Answer
(a) Using Figure 17, we conclude that the level curves of $f$ must be vertical lines and ${\bf{F}}$ is a constant vector field.
(b) Using Figure 17, we conclude that the level curves of $f$ must grow farther apart as $y$ increases.
(c) The results in part (a) and part (b) are incompatible. Hence, $f$ cannot exist.
Work Step by Step
Let $f$ be the potential function for ${\bf{F}}$. Then $\nabla f = {\bf{F}}$.
(a) From Figure 17, we see that the vector fields ${\bf{F}}$ is pointing horizontally and perpendicular to the level curves. Therefore, if a potential function $f$ for ${\bf{F}}$ exists, then the level curves of $f$ must be vertical lines. Since the spacings between level curves are constant, we conclude that $\nabla f = {\bf{F}}$ is a constant vector field.

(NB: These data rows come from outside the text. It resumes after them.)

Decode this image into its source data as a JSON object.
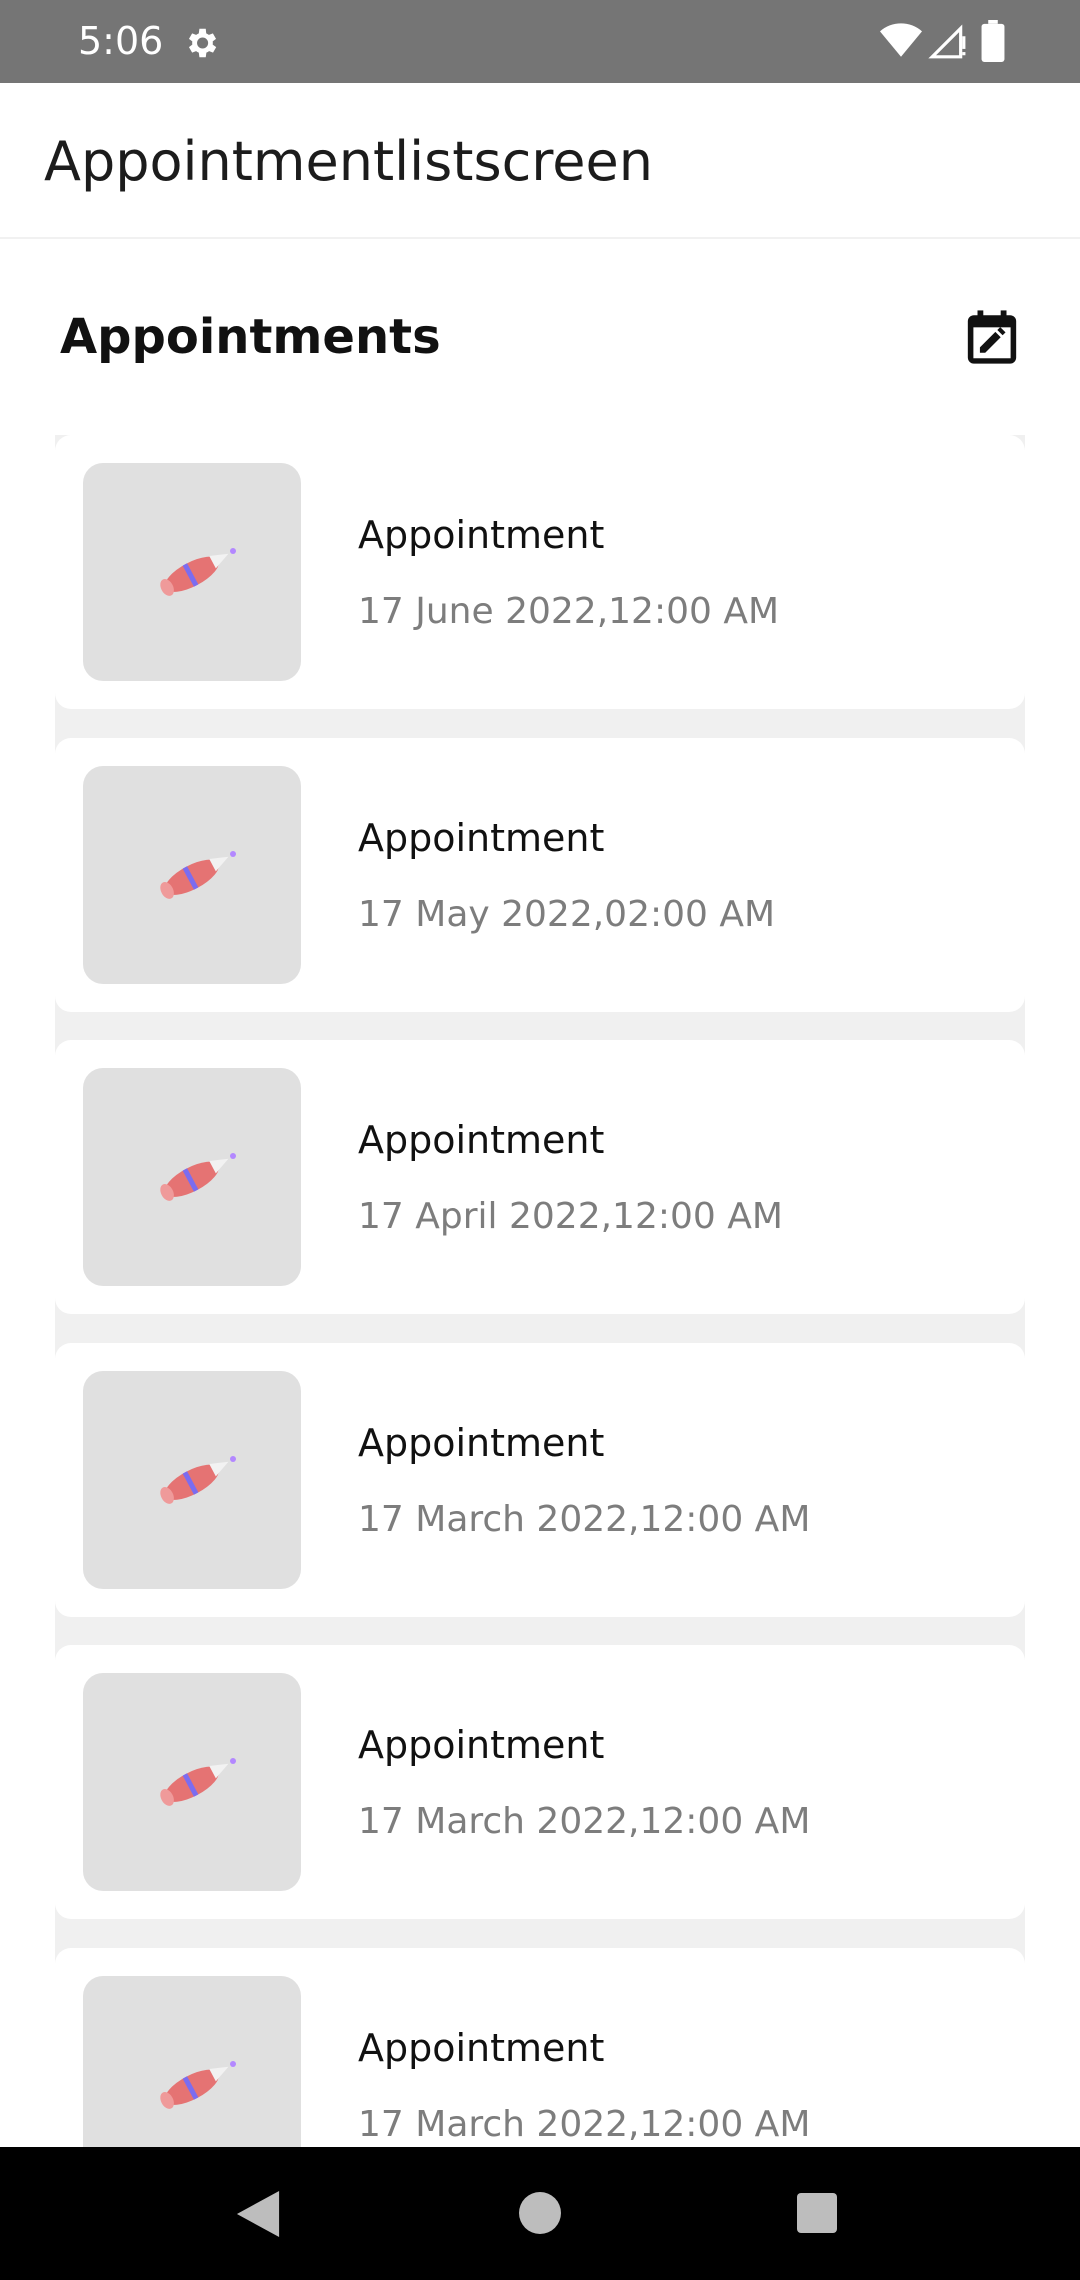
{
  "status_bar": {
    "time": "5:06",
    "icons": [
      "gear-icon",
      "wifi-icon",
      "signal-icon",
      "battery-icon"
    ]
  },
  "app_bar": {
    "title": "Appointmentlistscreen"
  },
  "section": {
    "title": "Appointments",
    "action_icon": "calendar-edit-icon"
  },
  "appointments": [
    {
      "title": "Appointment",
      "date": "17 June 2022,12:00 AM"
    },
    {
      "title": "Appointment",
      "date": "17 May 2022,02:00 AM"
    },
    {
      "title": "Appointment",
      "date": "17 April 2022,12:00 AM"
    },
    {
      "title": "Appointment",
      "date": "17 March 2022,12:00 AM"
    },
    {
      "title": "Appointment",
      "date": "17 March 2022,12:00 AM"
    },
    {
      "title": "Appointment",
      "date": "17 March 2022,12:00 AM"
    }
  ],
  "thumbnail_icon": "rocket-icon",
  "nav_bar": {
    "icons": [
      "back-icon",
      "home-icon",
      "recents-icon"
    ]
  },
  "colors": {
    "status_bar": "#757575",
    "list_background": "#f0f0f0",
    "thumbnail_background": "#e0e0e0",
    "date_text": "#7d7d7d"
  }
}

(b) We observe from Figure 17, the vector field ${\bf{F}}$ is decreasing as $y$ increases. This implies that $f$ is also decreasing. So, the level curves of $f$ must grow farther apart (it is getting less steeper from one level to the next one). Therefore, the level curves of $f$ must grow farther apart as $y$ increases.
(c) From part (a) we obtain the result that $\nabla f$ is a constant vector field. However, in part (b) we require that the level curves of $f$ must grow farther apart as $y$ increases, which means that $\nabla f$ is decreasing and $\nabla f$ is not constant. So, there is a contradiction. Therefore, part (a) and (b) are incompatible, and hence $f$ cannot exist.